Personal information
- Full name: Darko Nicolás Fiamengo Pinto
- Date of birth: 13 February 2003 (age 23)
- Place of birth: Copiapó, Chile
- Height: 1.83 m (6 ft 0 in)
- Position: Centre-back

Youth career
- Colo-Colo

Senior career*
- Years: Team / Apps / (Gls)
- 2022–2026: Colo-Colo / 0 / (0)
- 2023: → Curicó Unido (loan) / 6 / (0)
- 2024: → Unión La Calera (loan) / 4 / (0)
- 2025: → San Antonio Unido (loan) / 19 / (0)
- 2026: Real Kashmir / 0 / (0)

International career
- 2022–2023: Chile U20 / 6 / (0)

= Darko Fiamengo =

Chilean footballer

Darko Nicolás Fiamengo Pinto (born 13 February 2003) is a Chilean footballer who plays as a centre-back.

==Club career==
Born in Copiapó, Chile, Fiamengo is a product of Colo-Colo and signed his first professional contract in April 2022. In July 2023, he was loaned out to Curicó Unido in the Chilean Primera División and made his professional debut in the 1–1 away draw against Deportes Copiapó on 6 August 2023. The next year, he switched to Unión La Calera. In 2025, he was loaned out to San Antonio Unido.
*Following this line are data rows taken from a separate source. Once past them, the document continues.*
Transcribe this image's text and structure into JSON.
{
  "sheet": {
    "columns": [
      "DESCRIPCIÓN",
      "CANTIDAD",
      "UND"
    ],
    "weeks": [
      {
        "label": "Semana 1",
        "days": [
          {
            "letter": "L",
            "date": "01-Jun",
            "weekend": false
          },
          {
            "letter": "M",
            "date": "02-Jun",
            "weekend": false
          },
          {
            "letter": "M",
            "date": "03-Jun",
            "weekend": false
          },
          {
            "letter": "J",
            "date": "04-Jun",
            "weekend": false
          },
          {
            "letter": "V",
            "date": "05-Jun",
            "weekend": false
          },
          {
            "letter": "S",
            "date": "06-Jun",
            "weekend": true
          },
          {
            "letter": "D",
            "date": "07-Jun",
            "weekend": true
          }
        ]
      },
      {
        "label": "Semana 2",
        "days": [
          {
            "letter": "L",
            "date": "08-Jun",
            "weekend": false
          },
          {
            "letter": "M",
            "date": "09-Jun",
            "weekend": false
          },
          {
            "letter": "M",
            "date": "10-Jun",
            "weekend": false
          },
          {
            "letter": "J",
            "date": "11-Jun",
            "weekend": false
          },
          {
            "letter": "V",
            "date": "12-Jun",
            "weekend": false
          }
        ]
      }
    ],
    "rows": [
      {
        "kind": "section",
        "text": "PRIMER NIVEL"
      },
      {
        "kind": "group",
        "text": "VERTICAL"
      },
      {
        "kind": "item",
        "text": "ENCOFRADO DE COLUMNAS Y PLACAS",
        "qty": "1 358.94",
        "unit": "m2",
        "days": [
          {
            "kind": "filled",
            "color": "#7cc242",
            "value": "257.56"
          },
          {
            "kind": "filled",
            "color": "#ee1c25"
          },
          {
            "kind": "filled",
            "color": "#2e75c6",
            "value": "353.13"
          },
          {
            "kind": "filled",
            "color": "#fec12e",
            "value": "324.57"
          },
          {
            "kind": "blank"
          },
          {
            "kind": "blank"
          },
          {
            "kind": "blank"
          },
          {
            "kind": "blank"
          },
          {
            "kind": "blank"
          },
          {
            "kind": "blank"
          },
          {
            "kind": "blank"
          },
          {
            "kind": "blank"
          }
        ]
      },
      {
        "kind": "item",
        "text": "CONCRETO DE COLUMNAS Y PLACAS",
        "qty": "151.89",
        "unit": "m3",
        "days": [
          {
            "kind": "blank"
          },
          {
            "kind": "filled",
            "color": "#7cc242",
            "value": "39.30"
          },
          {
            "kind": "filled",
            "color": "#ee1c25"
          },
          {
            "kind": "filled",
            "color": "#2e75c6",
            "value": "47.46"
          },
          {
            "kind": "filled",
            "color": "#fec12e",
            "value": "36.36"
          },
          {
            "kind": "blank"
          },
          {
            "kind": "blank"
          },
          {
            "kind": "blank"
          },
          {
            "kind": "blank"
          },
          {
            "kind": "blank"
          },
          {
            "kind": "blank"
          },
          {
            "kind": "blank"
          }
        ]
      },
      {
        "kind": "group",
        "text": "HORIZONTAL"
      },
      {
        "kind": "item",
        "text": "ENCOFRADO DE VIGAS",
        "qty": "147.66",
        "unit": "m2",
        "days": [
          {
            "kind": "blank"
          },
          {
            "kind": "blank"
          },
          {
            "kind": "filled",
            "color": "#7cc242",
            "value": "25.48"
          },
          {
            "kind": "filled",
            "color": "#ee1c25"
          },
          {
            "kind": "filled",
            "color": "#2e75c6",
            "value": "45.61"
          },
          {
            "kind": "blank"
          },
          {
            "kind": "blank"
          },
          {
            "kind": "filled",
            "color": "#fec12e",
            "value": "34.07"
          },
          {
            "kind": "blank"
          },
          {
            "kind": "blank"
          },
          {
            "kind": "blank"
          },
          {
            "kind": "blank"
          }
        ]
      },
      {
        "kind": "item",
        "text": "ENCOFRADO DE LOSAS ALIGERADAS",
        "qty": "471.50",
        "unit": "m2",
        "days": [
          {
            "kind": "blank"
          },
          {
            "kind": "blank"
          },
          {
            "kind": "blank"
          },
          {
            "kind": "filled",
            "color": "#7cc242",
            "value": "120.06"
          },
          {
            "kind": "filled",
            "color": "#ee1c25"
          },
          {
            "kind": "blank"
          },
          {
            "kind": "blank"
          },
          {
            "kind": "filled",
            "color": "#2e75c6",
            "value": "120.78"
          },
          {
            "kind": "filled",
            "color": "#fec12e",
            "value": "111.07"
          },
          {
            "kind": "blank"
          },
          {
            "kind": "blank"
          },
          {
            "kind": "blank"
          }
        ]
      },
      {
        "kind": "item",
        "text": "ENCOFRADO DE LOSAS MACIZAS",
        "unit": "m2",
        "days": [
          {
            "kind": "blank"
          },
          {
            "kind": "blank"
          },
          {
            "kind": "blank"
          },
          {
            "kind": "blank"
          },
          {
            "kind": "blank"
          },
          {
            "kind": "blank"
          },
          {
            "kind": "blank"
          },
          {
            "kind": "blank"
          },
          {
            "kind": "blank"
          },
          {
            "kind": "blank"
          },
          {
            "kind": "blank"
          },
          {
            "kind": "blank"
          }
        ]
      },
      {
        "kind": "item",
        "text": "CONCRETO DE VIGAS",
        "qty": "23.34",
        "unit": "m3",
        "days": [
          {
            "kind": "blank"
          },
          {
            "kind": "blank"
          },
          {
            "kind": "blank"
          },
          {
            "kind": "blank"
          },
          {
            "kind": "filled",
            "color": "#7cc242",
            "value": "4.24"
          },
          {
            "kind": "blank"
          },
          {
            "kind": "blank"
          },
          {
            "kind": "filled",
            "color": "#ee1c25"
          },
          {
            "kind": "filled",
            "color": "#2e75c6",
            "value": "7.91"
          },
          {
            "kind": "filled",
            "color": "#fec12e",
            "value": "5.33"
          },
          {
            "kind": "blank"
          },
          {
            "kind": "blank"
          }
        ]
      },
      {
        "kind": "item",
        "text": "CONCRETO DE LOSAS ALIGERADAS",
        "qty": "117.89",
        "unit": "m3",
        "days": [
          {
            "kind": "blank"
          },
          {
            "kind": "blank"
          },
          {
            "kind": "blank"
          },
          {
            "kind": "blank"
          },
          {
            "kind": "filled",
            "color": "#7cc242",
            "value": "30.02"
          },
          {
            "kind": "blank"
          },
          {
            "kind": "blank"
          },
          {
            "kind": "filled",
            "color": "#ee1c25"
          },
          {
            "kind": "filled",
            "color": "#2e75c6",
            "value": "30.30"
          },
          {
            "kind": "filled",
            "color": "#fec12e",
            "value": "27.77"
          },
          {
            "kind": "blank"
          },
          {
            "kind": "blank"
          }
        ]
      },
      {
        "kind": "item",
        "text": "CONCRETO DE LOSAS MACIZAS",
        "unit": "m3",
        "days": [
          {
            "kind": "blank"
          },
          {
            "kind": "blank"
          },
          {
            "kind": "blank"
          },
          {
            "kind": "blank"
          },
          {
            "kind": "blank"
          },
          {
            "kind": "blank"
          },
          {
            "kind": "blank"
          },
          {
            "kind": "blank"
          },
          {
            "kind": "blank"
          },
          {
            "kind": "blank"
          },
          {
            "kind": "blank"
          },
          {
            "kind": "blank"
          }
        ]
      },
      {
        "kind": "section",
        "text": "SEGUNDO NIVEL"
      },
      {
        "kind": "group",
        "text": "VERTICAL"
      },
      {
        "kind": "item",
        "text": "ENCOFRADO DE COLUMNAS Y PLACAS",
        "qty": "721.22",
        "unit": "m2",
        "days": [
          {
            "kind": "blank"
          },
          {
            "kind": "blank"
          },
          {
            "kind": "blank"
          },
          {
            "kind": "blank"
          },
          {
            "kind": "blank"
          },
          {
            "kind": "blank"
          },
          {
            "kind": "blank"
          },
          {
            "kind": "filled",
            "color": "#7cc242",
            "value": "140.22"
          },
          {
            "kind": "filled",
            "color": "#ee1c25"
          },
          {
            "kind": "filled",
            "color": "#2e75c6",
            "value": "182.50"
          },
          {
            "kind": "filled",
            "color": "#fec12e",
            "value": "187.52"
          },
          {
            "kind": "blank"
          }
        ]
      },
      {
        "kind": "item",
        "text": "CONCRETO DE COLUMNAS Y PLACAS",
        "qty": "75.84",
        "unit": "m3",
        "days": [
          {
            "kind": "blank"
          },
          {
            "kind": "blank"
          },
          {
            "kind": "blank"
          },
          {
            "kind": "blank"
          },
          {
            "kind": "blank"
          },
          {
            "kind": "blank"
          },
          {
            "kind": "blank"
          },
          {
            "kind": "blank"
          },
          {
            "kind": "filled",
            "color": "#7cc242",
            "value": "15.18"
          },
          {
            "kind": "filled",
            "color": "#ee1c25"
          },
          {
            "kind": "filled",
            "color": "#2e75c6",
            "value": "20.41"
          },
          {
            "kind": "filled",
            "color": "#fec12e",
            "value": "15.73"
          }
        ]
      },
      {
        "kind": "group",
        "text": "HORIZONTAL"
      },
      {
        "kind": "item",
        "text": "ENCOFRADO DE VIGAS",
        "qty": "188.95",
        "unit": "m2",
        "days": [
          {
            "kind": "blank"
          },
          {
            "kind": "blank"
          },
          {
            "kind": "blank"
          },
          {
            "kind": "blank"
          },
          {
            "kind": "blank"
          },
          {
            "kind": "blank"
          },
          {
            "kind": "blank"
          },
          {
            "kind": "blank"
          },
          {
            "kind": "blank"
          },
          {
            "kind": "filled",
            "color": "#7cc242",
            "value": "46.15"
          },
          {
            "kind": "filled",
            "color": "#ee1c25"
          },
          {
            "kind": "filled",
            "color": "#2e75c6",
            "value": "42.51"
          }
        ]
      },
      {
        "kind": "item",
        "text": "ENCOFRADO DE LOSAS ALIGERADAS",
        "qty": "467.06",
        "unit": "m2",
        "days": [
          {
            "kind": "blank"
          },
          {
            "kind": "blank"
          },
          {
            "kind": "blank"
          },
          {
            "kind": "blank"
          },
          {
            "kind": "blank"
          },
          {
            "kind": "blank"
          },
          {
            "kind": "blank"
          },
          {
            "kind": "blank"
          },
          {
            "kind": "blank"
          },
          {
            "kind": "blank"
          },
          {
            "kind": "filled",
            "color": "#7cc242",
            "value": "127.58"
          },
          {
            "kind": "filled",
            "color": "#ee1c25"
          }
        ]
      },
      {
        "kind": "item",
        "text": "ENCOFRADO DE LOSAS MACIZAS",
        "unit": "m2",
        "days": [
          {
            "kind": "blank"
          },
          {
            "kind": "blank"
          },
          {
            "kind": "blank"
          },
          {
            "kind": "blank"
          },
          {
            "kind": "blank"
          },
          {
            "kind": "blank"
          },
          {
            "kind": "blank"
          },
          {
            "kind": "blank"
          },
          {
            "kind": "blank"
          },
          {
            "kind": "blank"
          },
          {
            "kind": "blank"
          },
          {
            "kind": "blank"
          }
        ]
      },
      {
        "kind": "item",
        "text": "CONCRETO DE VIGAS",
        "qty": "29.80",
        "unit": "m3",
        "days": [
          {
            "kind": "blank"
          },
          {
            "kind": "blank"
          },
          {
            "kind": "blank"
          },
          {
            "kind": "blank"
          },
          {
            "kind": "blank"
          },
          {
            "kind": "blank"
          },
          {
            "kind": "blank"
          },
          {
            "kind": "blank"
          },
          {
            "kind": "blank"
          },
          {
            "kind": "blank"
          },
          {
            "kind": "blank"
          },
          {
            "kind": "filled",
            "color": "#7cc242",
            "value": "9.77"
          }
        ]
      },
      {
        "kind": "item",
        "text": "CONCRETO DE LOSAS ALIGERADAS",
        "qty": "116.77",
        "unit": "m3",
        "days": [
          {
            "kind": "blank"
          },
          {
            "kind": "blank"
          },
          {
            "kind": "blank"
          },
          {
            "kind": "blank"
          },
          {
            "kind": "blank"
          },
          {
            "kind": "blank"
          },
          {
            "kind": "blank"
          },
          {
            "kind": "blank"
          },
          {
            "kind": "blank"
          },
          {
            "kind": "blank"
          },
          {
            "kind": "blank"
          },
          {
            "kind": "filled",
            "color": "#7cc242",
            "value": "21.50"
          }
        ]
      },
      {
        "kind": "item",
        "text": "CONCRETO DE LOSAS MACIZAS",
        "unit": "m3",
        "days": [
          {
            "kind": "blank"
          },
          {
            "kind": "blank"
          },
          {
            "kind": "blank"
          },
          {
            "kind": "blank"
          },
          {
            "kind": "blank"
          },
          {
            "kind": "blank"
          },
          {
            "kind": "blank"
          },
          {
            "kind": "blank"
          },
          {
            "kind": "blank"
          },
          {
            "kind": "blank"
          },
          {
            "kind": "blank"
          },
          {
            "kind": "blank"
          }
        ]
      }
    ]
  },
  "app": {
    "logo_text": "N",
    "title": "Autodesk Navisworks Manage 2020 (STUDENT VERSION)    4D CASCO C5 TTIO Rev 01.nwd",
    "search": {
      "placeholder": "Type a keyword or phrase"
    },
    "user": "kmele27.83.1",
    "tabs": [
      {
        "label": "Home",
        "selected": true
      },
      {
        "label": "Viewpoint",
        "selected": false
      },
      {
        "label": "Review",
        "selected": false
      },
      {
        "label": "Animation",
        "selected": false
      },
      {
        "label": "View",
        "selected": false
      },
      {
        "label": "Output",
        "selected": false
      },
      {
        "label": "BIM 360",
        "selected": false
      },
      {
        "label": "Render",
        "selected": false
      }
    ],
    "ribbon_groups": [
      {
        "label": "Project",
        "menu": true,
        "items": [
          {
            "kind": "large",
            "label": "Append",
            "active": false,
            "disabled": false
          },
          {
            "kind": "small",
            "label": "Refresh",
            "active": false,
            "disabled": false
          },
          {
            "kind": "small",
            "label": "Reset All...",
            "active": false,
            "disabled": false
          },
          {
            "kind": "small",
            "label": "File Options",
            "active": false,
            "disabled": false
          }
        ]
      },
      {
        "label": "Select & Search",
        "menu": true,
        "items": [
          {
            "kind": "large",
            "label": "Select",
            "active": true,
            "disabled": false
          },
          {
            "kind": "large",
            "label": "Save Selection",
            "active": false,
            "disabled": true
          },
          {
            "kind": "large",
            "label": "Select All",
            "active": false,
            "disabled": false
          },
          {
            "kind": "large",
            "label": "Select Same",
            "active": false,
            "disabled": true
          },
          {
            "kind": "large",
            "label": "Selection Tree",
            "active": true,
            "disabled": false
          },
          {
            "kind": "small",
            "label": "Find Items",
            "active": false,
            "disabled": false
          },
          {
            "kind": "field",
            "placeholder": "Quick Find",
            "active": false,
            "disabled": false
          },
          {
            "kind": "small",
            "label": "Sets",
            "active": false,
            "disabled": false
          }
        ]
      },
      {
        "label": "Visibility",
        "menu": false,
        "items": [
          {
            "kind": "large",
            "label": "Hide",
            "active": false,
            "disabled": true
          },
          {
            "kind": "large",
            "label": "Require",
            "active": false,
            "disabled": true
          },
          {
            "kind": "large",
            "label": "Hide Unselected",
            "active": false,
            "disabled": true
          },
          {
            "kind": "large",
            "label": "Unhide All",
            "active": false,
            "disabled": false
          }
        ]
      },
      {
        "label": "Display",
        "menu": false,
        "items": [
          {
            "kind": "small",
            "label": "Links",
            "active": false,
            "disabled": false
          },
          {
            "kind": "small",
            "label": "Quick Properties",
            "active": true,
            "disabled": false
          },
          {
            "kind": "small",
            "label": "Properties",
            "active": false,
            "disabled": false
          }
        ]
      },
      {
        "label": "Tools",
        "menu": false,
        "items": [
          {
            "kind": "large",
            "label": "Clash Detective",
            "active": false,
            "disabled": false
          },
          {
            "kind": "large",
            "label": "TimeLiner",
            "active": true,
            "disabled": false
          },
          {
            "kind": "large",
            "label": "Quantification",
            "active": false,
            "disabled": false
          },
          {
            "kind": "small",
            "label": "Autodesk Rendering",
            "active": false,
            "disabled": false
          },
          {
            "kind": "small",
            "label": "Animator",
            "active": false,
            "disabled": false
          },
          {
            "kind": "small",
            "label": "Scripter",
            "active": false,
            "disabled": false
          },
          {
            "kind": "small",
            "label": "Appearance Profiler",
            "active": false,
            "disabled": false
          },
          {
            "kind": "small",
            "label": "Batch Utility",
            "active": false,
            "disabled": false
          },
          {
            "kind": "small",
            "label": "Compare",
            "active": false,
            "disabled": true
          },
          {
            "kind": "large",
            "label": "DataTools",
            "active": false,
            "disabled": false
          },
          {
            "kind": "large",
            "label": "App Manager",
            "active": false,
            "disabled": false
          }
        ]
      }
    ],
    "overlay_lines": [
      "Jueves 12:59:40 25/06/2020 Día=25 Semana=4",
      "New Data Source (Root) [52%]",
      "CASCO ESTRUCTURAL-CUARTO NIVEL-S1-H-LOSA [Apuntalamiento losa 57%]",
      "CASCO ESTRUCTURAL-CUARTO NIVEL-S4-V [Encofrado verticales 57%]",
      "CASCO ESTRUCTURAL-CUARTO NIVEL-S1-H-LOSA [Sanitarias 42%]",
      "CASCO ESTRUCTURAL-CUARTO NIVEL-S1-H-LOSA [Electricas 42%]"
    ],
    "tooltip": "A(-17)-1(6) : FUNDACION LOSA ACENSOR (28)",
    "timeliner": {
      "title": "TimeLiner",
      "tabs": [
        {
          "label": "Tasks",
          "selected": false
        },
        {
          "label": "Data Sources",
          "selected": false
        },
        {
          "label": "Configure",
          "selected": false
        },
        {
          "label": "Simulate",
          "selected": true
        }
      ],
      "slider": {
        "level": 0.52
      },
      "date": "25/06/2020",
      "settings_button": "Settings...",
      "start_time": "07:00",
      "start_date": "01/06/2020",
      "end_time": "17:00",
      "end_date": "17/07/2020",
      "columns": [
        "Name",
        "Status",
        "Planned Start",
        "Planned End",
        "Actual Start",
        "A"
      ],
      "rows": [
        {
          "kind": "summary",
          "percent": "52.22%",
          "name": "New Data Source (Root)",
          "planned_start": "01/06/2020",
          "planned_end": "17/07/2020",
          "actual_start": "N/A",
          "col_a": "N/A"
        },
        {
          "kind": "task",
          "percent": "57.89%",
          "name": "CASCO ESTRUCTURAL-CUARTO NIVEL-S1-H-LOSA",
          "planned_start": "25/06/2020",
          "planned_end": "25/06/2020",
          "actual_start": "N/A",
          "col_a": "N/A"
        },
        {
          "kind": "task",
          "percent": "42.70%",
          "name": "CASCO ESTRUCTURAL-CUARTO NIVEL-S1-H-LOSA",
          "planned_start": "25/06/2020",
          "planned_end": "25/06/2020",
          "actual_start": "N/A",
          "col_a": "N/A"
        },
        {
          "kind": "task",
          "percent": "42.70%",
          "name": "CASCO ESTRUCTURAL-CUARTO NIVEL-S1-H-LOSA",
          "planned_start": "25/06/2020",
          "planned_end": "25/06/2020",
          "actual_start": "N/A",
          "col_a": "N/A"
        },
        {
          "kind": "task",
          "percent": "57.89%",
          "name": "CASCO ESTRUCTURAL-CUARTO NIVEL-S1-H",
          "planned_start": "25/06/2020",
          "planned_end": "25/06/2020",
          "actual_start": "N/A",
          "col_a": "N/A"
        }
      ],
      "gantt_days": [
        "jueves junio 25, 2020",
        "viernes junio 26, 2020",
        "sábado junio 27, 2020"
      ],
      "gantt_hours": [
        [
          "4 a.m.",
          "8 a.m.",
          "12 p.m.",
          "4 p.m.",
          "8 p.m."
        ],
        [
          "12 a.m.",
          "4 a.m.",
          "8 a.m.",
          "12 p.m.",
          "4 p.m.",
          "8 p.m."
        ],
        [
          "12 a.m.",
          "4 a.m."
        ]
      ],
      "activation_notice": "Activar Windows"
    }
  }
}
Back to Colo-Colo for the 2026 season, Fiamengo ended his contract and announced he would play in European football.

After some failed signings with Swedish clubs, Fiamengo signed with Indian club Real Kashmir for three months until July 2026. Later, he moved to Croatia to get European passport.

==International career==
During 2022, Fiamengo represented the Chile U20 team under Patricio Ormazábal in the friendly tournament Costa Cálida Supercup, the South American Games and a friendly against Uruguay on 16 December.

The next year, Fiamengo was part of the Chile squad in the 2023 South American U20 Championship.